While Modi made an impression in world affairs, the promised reform of the economy needed to reach China-like rates of growth was not undertaken. In his ‘Made in India’ drive to accelerate as well as modernise India’s manufacturing sector, the prime minister had promised to bring his country to the same level as the more industrialised nations. But the slogan was a tough sell. The share of manufacturing in the economy peaked in the mid-1990s. “It will take more than the glad-handing of world leaders to revive it,” wrote The Economist’s Schumpeter blog. “The roots of malaise go back to 1991, when India opened up markets for goods to competition, including from imports, but left its ‘factor’ markets for land, labour and capital unreformed. Indian-based factories suddenly needed to be bigger and better-equipped to compete in a global market. But the cost of capital, high in an inflation-prone India, was forced to be still higher because of the trouble banks had in pursuing deadbeat borrowers through clogged courts. Complex laws made it tricky to acquire farmland for industry or infrastructure. Baffling labour laws, written largely in the 1940s, piled onerous regulations on manufacturers. Because they made it hard to lay off workers, few were hired.” The prime minister had pledged to vault India into the top 50 countries in the World Bank’s ease-of-doing business ranking.

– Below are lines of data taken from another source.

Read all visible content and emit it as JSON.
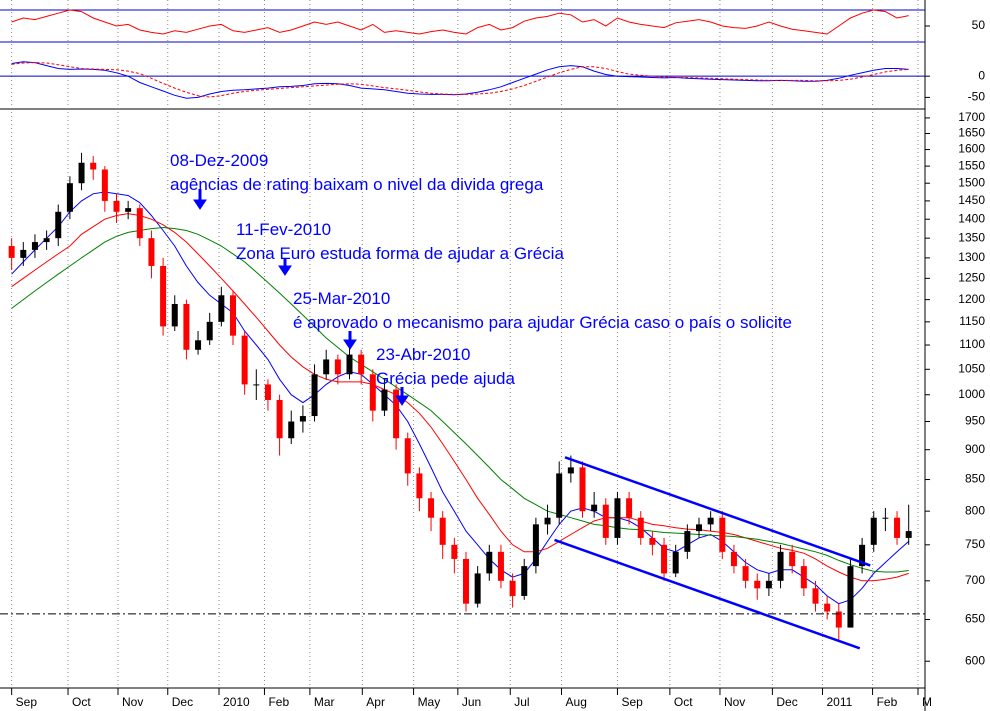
{
  "chart_data": [
    {
      "type": "candlestick",
      "x": [
        0,
        1,
        2,
        3,
        4,
        5,
        6,
        7,
        8,
        9,
        10,
        11,
        12,
        13,
        14,
        15,
        16,
        17,
        18,
        19,
        20,
        21,
        22,
        23,
        24,
        25,
        26,
        27,
        28,
        29,
        30,
        31,
        32,
        33,
        34,
        35,
        36,
        37,
        38,
        39,
        40,
        41,
        42,
        43,
        44,
        45,
        46,
        47,
        48,
        49,
        50,
        51,
        52,
        53,
        54,
        55,
        56,
        57,
        58,
        59,
        60,
        61,
        62,
        63,
        64,
        65,
        66,
        67,
        68,
        69,
        70,
        71,
        72,
        73,
        74,
        75,
        76,
        77
      ],
      "open": [
        1330,
        1300,
        1320,
        1340,
        1350,
        1420,
        1500,
        1560,
        1540,
        1450,
        1420,
        1430,
        1350,
        1280,
        1140,
        1190,
        1090,
        1110,
        1150,
        1210,
        1120,
        1020,
        1020,
        990,
        920,
        950,
        960,
        1040,
        1070,
        1040,
        1080,
        1040,
        970,
        1010,
        920,
        860,
        820,
        790,
        750,
        730,
        670,
        710,
        740,
        700,
        680,
        720,
        780,
        790,
        860,
        870,
        800,
        810,
        760,
        820,
        790,
        760,
        750,
        710,
        740,
        770,
        780,
        790,
        740,
        720,
        700,
        690,
        700,
        740,
        720,
        690,
        670,
        660,
        640,
        720,
        750,
        790,
        790,
        760
      ],
      "high": [
        1350,
        1340,
        1360,
        1370,
        1440,
        1520,
        1590,
        1580,
        1550,
        1470,
        1450,
        1440,
        1370,
        1300,
        1210,
        1200,
        1130,
        1170,
        1230,
        1220,
        1130,
        1050,
        1030,
        1000,
        970,
        980,
        1060,
        1090,
        1080,
        1100,
        1090,
        1050,
        1030,
        1020,
        930,
        870,
        830,
        800,
        760,
        740,
        720,
        750,
        750,
        710,
        730,
        790,
        810,
        880,
        890,
        880,
        830,
        820,
        830,
        830,
        800,
        770,
        760,
        750,
        780,
        790,
        800,
        800,
        750,
        730,
        710,
        710,
        750,
        750,
        730,
        700,
        680,
        670,
        730,
        760,
        800,
        805,
        800,
        810
      ],
      "low": [
        1270,
        1280,
        1300,
        1320,
        1330,
        1400,
        1480,
        1510,
        1420,
        1390,
        1400,
        1330,
        1250,
        1120,
        1130,
        1070,
        1080,
        1100,
        1140,
        1100,
        1000,
        990,
        970,
        890,
        910,
        930,
        950,
        1030,
        1020,
        1030,
        1020,
        950,
        960,
        900,
        840,
        800,
        770,
        730,
        710,
        660,
        665,
        700,
        690,
        665,
        675,
        710,
        765,
        780,
        845,
        790,
        790,
        750,
        750,
        780,
        750,
        735,
        700,
        705,
        730,
        760,
        770,
        730,
        710,
        690,
        675,
        680,
        690,
        710,
        680,
        660,
        650,
        625,
        640,
        710,
        740,
        770,
        750,
        750
      ],
      "close": [
        1300,
        1320,
        1340,
        1350,
        1420,
        1500,
        1560,
        1540,
        1450,
        1420,
        1430,
        1350,
        1280,
        1140,
        1190,
        1090,
        1110,
        1150,
        1210,
        1120,
        1020,
        1020,
        990,
        920,
        950,
        960,
        1040,
        1070,
        1040,
        1080,
        1040,
        970,
        1010,
        920,
        860,
        820,
        790,
        750,
        730,
        670,
        710,
        740,
        700,
        680,
        720,
        780,
        790,
        860,
        870,
        800,
        810,
        760,
        820,
        790,
        760,
        750,
        710,
        740,
        770,
        780,
        790,
        740,
        720,
        700,
        690,
        700,
        740,
        720,
        690,
        670,
        660,
        640,
        720,
        750,
        790,
        790,
        760,
        770
      ],
      "up_color": "#000000",
      "down_color": "#ff0000",
      "series": [
        {
          "color": "#0000ff",
          "values": [
            1260,
            1290,
            1320,
            1350,
            1380,
            1420,
            1450,
            1470,
            1475,
            1470,
            1465,
            1445,
            1410,
            1370,
            1330,
            1280,
            1240,
            1210,
            1190,
            1170,
            1130,
            1100,
            1070,
            1030,
            1000,
            985,
            1000,
            1020,
            1035,
            1045,
            1040,
            1020,
            1000,
            980,
            950,
            910,
            870,
            830,
            800,
            770,
            750,
            730,
            715,
            705,
            710,
            730,
            755,
            780,
            800,
            805,
            800,
            790,
            790,
            785,
            775,
            760,
            745,
            740,
            750,
            760,
            765,
            755,
            740,
            725,
            715,
            710,
            715,
            715,
            705,
            695,
            680,
            670,
            675,
            690,
            710,
            725,
            740,
            755
          ]
        },
        {
          "color": "#ff0000",
          "values": [
            1230,
            1250,
            1270,
            1290,
            1310,
            1330,
            1360,
            1380,
            1400,
            1410,
            1415,
            1410,
            1400,
            1385,
            1365,
            1340,
            1310,
            1280,
            1250,
            1220,
            1190,
            1160,
            1130,
            1100,
            1075,
            1055,
            1040,
            1030,
            1025,
            1025,
            1025,
            1020,
            1010,
            1000,
            985,
            965,
            940,
            910,
            880,
            850,
            820,
            795,
            770,
            750,
            740,
            740,
            745,
            755,
            765,
            775,
            785,
            790,
            790,
            790,
            785,
            780,
            778,
            775,
            773,
            772,
            770,
            768,
            765,
            760,
            755,
            750,
            745,
            742,
            738,
            730,
            720,
            712,
            705,
            700,
            700,
            702,
            705,
            710
          ]
        },
        {
          "color": "#008000",
          "values": [
            1180,
            1200,
            1220,
            1240,
            1260,
            1280,
            1300,
            1320,
            1340,
            1355,
            1365,
            1370,
            1375,
            1378,
            1375,
            1370,
            1360,
            1345,
            1330,
            1310,
            1290,
            1265,
            1240,
            1215,
            1190,
            1165,
            1140,
            1115,
            1095,
            1075,
            1060,
            1045,
            1030,
            1015,
            1000,
            985,
            970,
            950,
            930,
            910,
            890,
            870,
            850,
            835,
            820,
            810,
            800,
            795,
            790,
            785,
            780,
            778,
            775,
            773,
            772,
            770,
            768,
            767,
            766,
            765,
            764,
            763,
            762,
            760,
            758,
            755,
            752,
            748,
            744,
            740,
            735,
            728,
            722,
            717,
            713,
            712,
            712,
            714
          ]
        }
      ],
      "xlim": [
        -1,
        78.4
      ],
      "xticks": [
        {
          "value": 0,
          "label": "Sep"
        },
        {
          "value": 4.84,
          "label": "Oct"
        },
        {
          "value": 9.13,
          "label": "Nov"
        },
        {
          "value": 13.4,
          "label": "Dec"
        },
        {
          "value": 17.8,
          "label": "2010"
        },
        {
          "value": 21.7,
          "label": "Feb"
        },
        {
          "value": 25.6,
          "label": "Mar"
        },
        {
          "value": 30.1,
          "label": "Apr"
        },
        {
          "value": 34.5,
          "label": "May"
        },
        {
          "value": 38.3,
          "label": "Jun"
        },
        {
          "value": 42.8,
          "label": "Jul"
        },
        {
          "value": 47.2,
          "label": "Aug"
        },
        {
          "value": 52,
          "label": "Sep"
        },
        {
          "value": 56.5,
          "label": "Oct"
        },
        {
          "value": 60.8,
          "label": "Nov"
        },
        {
          "value": 65.3,
          "label": "Dec"
        },
        {
          "value": 69.6,
          "label": "2011"
        },
        {
          "value": 73.9,
          "label": "Feb"
        },
        {
          "value": 77.8,
          "label": "M"
        }
      ],
      "ylim": [
        570,
        1726
      ],
      "yticks": [
        600,
        650,
        700,
        750,
        800,
        850,
        900,
        950,
        1000,
        1050,
        1100,
        1150,
        1200,
        1250,
        1300,
        1350,
        1400,
        1450,
        1500,
        1550,
        1600,
        1650,
        1700
      ],
      "log_scale": true,
      "grid": true,
      "hline": 657,
      "trend_color": "#0000ff",
      "trend_lines": [
        {
          "x": [
            47.5,
            73.7
          ],
          "y": [
            887,
            721
          ]
        },
        {
          "x": [
            46.6,
            72.8
          ],
          "y": [
            757,
            615
          ]
        }
      ],
      "annotations": [
        {
          "title": "08-Dez-2009",
          "text": "agências de rating baixam o nivel da divida grega"
        },
        {
          "title": "11-Fev-2010",
          "text": "Zona Euro estuda forma de ajudar a Grécia"
        },
        {
          "title": "25-Mar-2010",
          "text": "é aprovado o mecanismo para ajudar Grécia caso o país o solicite"
        },
        {
          "title": "23-Abr-2010",
          "text": "Grécia pede ajuda"
        }
      ]
    },
    {
      "type": "line",
      "series": [
        {
          "color": "#ff0000",
          "values": [
            55,
            60,
            58,
            62,
            66,
            70,
            68,
            60,
            55,
            50,
            52,
            45,
            42,
            40,
            44,
            42,
            46,
            50,
            52,
            44,
            42,
            45,
            48,
            42,
            45,
            50,
            55,
            52,
            55,
            50,
            45,
            52,
            42,
            44,
            42,
            40,
            43,
            45,
            42,
            40,
            48,
            52,
            45,
            48,
            56,
            60,
            62,
            66,
            64,
            55,
            58,
            50,
            60,
            55,
            52,
            50,
            48,
            54,
            56,
            58,
            55,
            50,
            48,
            47,
            50,
            55,
            50,
            46,
            44,
            42,
            40,
            50,
            60,
            66,
            70,
            68,
            60,
            63
          ]
        }
      ],
      "ylim": [
        17.5,
        82.5
      ],
      "yticks": [
        50
      ],
      "hlines": [
        70,
        30
      ]
    },
    {
      "type": "line",
      "series": [
        {
          "color": "#0000ff",
          "values": [
            30,
            34,
            32,
            25,
            18,
            16,
            17,
            16,
            14,
            8,
            0,
            -15,
            -25,
            -35,
            -45,
            -52,
            -50,
            -42,
            -36,
            -33,
            -32,
            -30,
            -28,
            -25,
            -24,
            -22,
            -18,
            -17,
            -18,
            -22,
            -28,
            -30,
            -32,
            -36,
            -40,
            -42,
            -43,
            -43,
            -44,
            -42,
            -38,
            -32,
            -25,
            -15,
            -5,
            5,
            15,
            22,
            25,
            22,
            12,
            4,
            0,
            -1,
            -2,
            -3,
            -4,
            -3,
            -5,
            -6,
            -7,
            -8,
            -9,
            -10,
            -11,
            -11,
            -10,
            -11,
            -12,
            -12,
            -10,
            -5,
            2,
            8,
            14,
            18,
            18,
            16
          ]
        },
        {
          "color": "#ff0000",
          "dashed": true,
          "values": [
            28,
            31,
            32,
            31,
            27,
            22,
            18,
            17,
            16,
            15,
            12,
            6,
            -5,
            -17,
            -28,
            -38,
            -46,
            -49,
            -46,
            -40,
            -36,
            -33,
            -31,
            -29,
            -27,
            -25,
            -23,
            -21,
            -19,
            -18,
            -19,
            -23,
            -27,
            -30,
            -33,
            -37,
            -40,
            -42,
            -43,
            -43,
            -42,
            -40,
            -36,
            -30,
            -22,
            -12,
            -2,
            8,
            16,
            22,
            22,
            18,
            11,
            5,
            2,
            0,
            -2,
            -3,
            -3,
            -4,
            -5,
            -6,
            -7,
            -8,
            -9,
            -10,
            -10,
            -10,
            -10,
            -11,
            -11,
            -10,
            -7,
            -2,
            4,
            10,
            14,
            16
          ]
        }
      ],
      "ylim": [
        -75,
        57
      ],
      "yticks": [
        0,
        -50
      ],
      "hlines": [
        0
      ]
    }
  ]
}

In the latest assessment, it ranked 142nd.

By the end of August 2015, citizens began to take to the street which they always did to vent their frustration. There were large demonstrations in Mumbai as the price of onions, a staple of Indian diet, soared. On August 26, there were riots that led to six deaths in Ahmedabad, the capital ofGujarat, as the upper-class unemployed clashed with those belonging to the ‘other backward classes’, wanting the repeal of the laws that granted the latter employment preferences. Hindu nationalists were also agitated when the government revealed that for the first time in the history of independent India, the proportion of Hindus had fallen below 80 per cent of the total. The Muslim share had increased to 14.25 per cent. Fearing reaction, this revelation was delayed by the government for months.

There was a lesson from all of this: the world stage may be more appealing and it may be easier to adopt a tough stance towards Pakistan, but the real action was on the domestic front. Unless that was done, Modi may not realise his dream of gaining the great power status for his country. 

Published in The Express Tribune, August 31st, 2015.